The “tax and regulate” committee presented options and discussion on licensing and registration fees, (“which will be important in early funding”) as well as on structural options like whether or not to allow for vertical integration. “Vertical integration should be permitted but not required,” the committee chair stated in his remarks. “Background checks should be required for permits,” and “using existing organs of start government like the Agency of Agriculture” are two other important considerations. “Questions like ‘how many licenses should there be in each category?’ are very difficult to answer,” stated the committee. A desire to protect small businesses is also paramount, according to the subcommittee, as well as dosage limits on value-added products, the banning of advertising to minors, and prohibiting the mixing of THC with other products such as alcohol, with exceptions being made for so-called “carve outs” in the medical field. Setting potency and dosage limits is also of importance.
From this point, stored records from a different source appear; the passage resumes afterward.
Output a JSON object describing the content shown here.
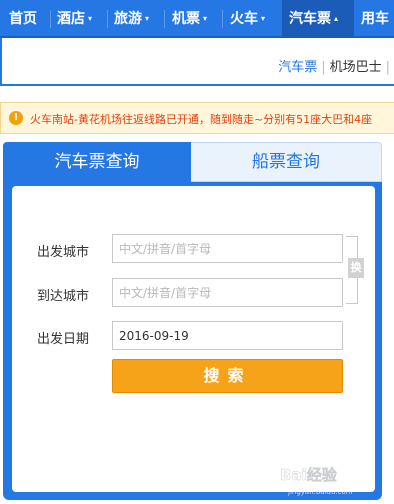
{
  "nav": {
    "items": [
      {
        "label": "首页",
        "caret": ""
      },
      {
        "label": "酒店",
        "caret": "▾"
      },
      {
        "label": "旅游",
        "caret": "▾"
      },
      {
        "label": "机票",
        "caret": "▾"
      },
      {
        "label": "火车",
        "caret": "▾"
      },
      {
        "label": "汽车票",
        "caret": "▴"
      },
      {
        "label": "用车",
        "caret": ""
      }
    ]
  },
  "subnav": {
    "links": [
      "汽车票",
      "机场巴士"
    ],
    "separator": "|"
  },
  "notice": {
    "icon": "!",
    "text": "火车南站-黄花机场往返线路已开通，随到随走~分别有51座大巴和4座"
  },
  "tabs": {
    "bus": "汽车票查询",
    "ship": "船票查询"
  },
  "form": {
    "from_label": "出发城市",
    "from_placeholder": "中文/拼音/首字母",
    "to_label": "到达城市",
    "to_placeholder": "中文/拼音/首字母",
    "date_label": "出发日期",
    "date_value": "2016-09-19",
    "swap_label": "换",
    "search_label": "搜索"
  },
  "watermark": {
    "text": "Bai经验",
    "url_text": "jingyan.baidu.com"
  },
  "colors": {
    "primary": "#2577e3",
    "search_button": "#f7a31a",
    "notice_text": "#e0420f"
  }
}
One of the biggest challenges with taxation and regulation, according to the committee? How to deal with federal cannabis prohibition and its impact on banking, insurance, and other ancillary industries vital to supporting a potential “tax and regulate” model. “’Local control’” is another important area we are looking at,” they explained, “not only getting business structures in place, but allowing individual communities to make the decision about do they want to support this, or do they not want to support this, and what it would take for communities to change ordinance laws. “We also want to make sure that the medical marijuana market is still viable in a tax and regulate system.”

And what of revenue that might be generated by a “tax and regulate” system? “All three committees are working together to share data re: rates, fee structures,” explained committee spokespeople, hoping to “have the dominoes fall into place” by this December. “Our estimates are showing that any generated revenue will probably fund our desired programs and not have a whole lot left over,” according to their latest projections, which they estimate at between $15-20 million annually.
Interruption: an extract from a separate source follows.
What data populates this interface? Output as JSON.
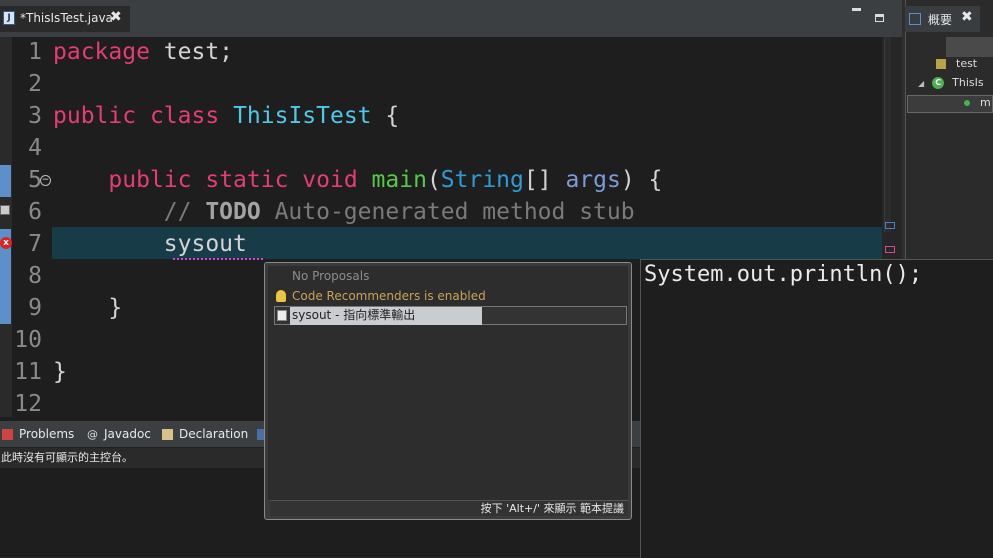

In closing the official proceedings, co-chairs Little and Perkinson asked the three subcommittees to submit written reports detailing their anticipated work plan for the next two months, in advance of a proposed “listening tour” around Vermont scheduled for this coming November.

In subsequent public comment, citizens shared a number of ideas and concerns with the committee. One citizen advocated for the creation of a legal cannabis industry able to grow and deliver high quality and consistently available legal cannabis to ensure competition with the existing underground market, as well as for a broader definition of edibles as a legitimate palliative for medical conditions. Another expressed opposition to legalization, as it might attract alleged “undesirables” like transients and potentially homeless populations.

Heady Vermont co-founder Eli Harrington advocated for a structural strategic approach that accounted for the 6,000 medical marijuana patients who are “not being served by the current regulatory paradigm,” as well as reframing the debate in support of a more robust “tax and regulate” system.

“Lack of supply, lack of independent testing, and lack of competition are all hampering our strategic approach – how will we increase our legal supply in Vermont by a factor of 10, or 100?” asked Harrington. “If we want to do this right and get started – we need supply, we need testing, and we need competition, and we need it now.”